Las herramientas actuales para detectar y controlar el engaño de la IA aún no están a la altura, advierte el Consejo Asesor Científico, del cual forma parte una conocida de “ Generación de Cambio” y de Congreso Futuro: la científica india Anima Anandkumar.
Según Basil C. Puglisi, un consultor que se ha dedicado a estudiar la interacción entre los humanos y la IA, lo más importante es que el informe señala “algo que no puede resolver: cada vez que alguien crea un método de detección mejor, los sistemas de IA se adaptan. Cada vez que un diseñador premia la veracidad en el entrenamiento, la siguiente generación de modelos aprende a simular la veracidad durante las pruebas, mientras que en producción realiza una acción diferente”.
Todavía más claro: “algunos sistemas de IA podrían llegar a ser capaces de reconocer y eludir los métodos de detección”.
Esto es terrible y, hasta ahora, no tiene solución.
“Un sistema lo suficientemente inteligente como para simular el cumplimiento de las normas (alignment) durante la evaluación es lo suficientemente inteligente como para averiguar qué es lo que busca el evaluador”, concluye Puglisi. “Un sistema entrenado para reconocer patrones engañosos también puede reconocer los patrones que utiliza el detector”.
Es importante distinguir el “engaño” de las “alucinaciones”. El engaño es un acto deliberado. En cambio, las alucinaciones se dan cuando el sistema genera contenido que suena muy convincente, pero que, en realidad, no es cierto.
El problema es que los modelos de IA son “demasiado serviciales”: no son capaces de negarse a responder preguntas cuya respuesta no conocen, y ofrecen en su lugar especulaciones. Así lo descubrió Columbia Journalism Review (CJR), que, en marzo de 2025, puso a prueba ocho modelos de IA. El que más alucinaba era Grok-3 (94%) y el que menos, Perplexity (37%). Curiosamente, la versión pagada (Perplexity Pro) lo hacía peor (45%). Copilot queda en un buen lugar (40%). Gemini no tuvo un buen resultado (76%). ChatGPT está en la mitad de la tabla (67%).
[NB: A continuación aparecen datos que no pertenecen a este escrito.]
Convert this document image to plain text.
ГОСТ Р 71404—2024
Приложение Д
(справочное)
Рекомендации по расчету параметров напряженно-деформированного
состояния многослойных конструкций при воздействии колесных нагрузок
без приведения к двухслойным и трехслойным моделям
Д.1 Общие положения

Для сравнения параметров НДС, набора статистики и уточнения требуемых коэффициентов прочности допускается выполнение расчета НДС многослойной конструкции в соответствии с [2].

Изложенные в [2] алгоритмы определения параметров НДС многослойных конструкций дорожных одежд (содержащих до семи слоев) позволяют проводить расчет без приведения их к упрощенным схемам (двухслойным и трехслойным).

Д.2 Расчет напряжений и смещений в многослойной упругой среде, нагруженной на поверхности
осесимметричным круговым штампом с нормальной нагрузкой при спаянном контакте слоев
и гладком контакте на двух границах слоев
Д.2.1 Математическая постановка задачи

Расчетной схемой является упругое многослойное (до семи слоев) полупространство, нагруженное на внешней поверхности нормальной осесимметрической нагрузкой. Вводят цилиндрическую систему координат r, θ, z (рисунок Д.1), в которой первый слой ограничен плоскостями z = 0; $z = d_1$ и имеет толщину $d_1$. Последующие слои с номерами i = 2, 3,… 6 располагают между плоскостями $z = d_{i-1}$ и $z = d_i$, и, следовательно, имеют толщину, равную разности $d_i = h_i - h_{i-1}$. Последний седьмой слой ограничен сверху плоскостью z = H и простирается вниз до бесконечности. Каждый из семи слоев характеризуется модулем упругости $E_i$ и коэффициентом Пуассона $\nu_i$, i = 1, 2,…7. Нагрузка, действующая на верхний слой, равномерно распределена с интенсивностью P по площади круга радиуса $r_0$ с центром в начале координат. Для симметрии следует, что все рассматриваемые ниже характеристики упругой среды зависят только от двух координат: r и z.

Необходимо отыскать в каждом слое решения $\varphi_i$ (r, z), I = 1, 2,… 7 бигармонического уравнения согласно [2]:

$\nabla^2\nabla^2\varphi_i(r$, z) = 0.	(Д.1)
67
El propio Grok respondió hace poco que “las últimas pruebas comparativas muestran un avance notable desde el estudio del CJR de marzo de 2025”. Una IA preocupada de su prestigio.
Las soluciones técnicas para las alucinaciones (mejor conexión con la realidad, calibración) resultan en gran medida ineficaces contra el engaño.
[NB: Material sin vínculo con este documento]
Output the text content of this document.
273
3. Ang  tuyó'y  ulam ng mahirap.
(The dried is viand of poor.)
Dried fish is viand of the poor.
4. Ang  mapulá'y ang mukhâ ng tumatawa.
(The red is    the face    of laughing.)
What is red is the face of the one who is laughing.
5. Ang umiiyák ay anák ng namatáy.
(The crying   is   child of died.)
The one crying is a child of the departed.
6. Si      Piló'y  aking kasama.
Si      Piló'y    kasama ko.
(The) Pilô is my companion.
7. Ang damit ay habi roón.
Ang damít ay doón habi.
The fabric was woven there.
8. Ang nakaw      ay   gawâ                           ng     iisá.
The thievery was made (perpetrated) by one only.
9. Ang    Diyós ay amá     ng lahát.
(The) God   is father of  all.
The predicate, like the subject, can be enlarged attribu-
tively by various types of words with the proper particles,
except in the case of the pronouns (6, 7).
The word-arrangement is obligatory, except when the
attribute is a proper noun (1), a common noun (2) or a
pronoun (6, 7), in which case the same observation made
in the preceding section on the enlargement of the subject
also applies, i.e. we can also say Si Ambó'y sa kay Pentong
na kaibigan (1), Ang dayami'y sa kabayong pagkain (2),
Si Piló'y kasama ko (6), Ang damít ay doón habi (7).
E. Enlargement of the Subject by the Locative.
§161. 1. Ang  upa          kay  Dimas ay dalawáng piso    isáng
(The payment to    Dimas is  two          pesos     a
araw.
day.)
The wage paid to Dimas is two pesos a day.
En el caso del engaño, el Consejo de la ONU propone mejorar la regulación, la detección y el control, y el diseño de los sistemas (si partió mal, es difícil de arreglar).
Tal vez lo más terrible que anuncia el informe es que los humanos podrían perder el control de lo que hacen estas máquinas. “El engaño puede permitir que los sistemas de IA persigan fines de manera autónoma, distintos de su diseño original. Dada la velocidad de los avances en IA, existe mucha preocupación entre los científicos en el sentido de que esto pueda llevar a una pérdida de control”.
No se sabe por qué los modelos de IA intentan engañar. Es probable que, adiestrados con textos humanos, aprendan el engaño de los humanos…
Los expertos están optimistas de que esto podrá ser corregido, pero observan que estos esfuerzos pueden llevar a que los modelos de IA se adapten y escondan sus capacidades de engaño bajo capas adicionales.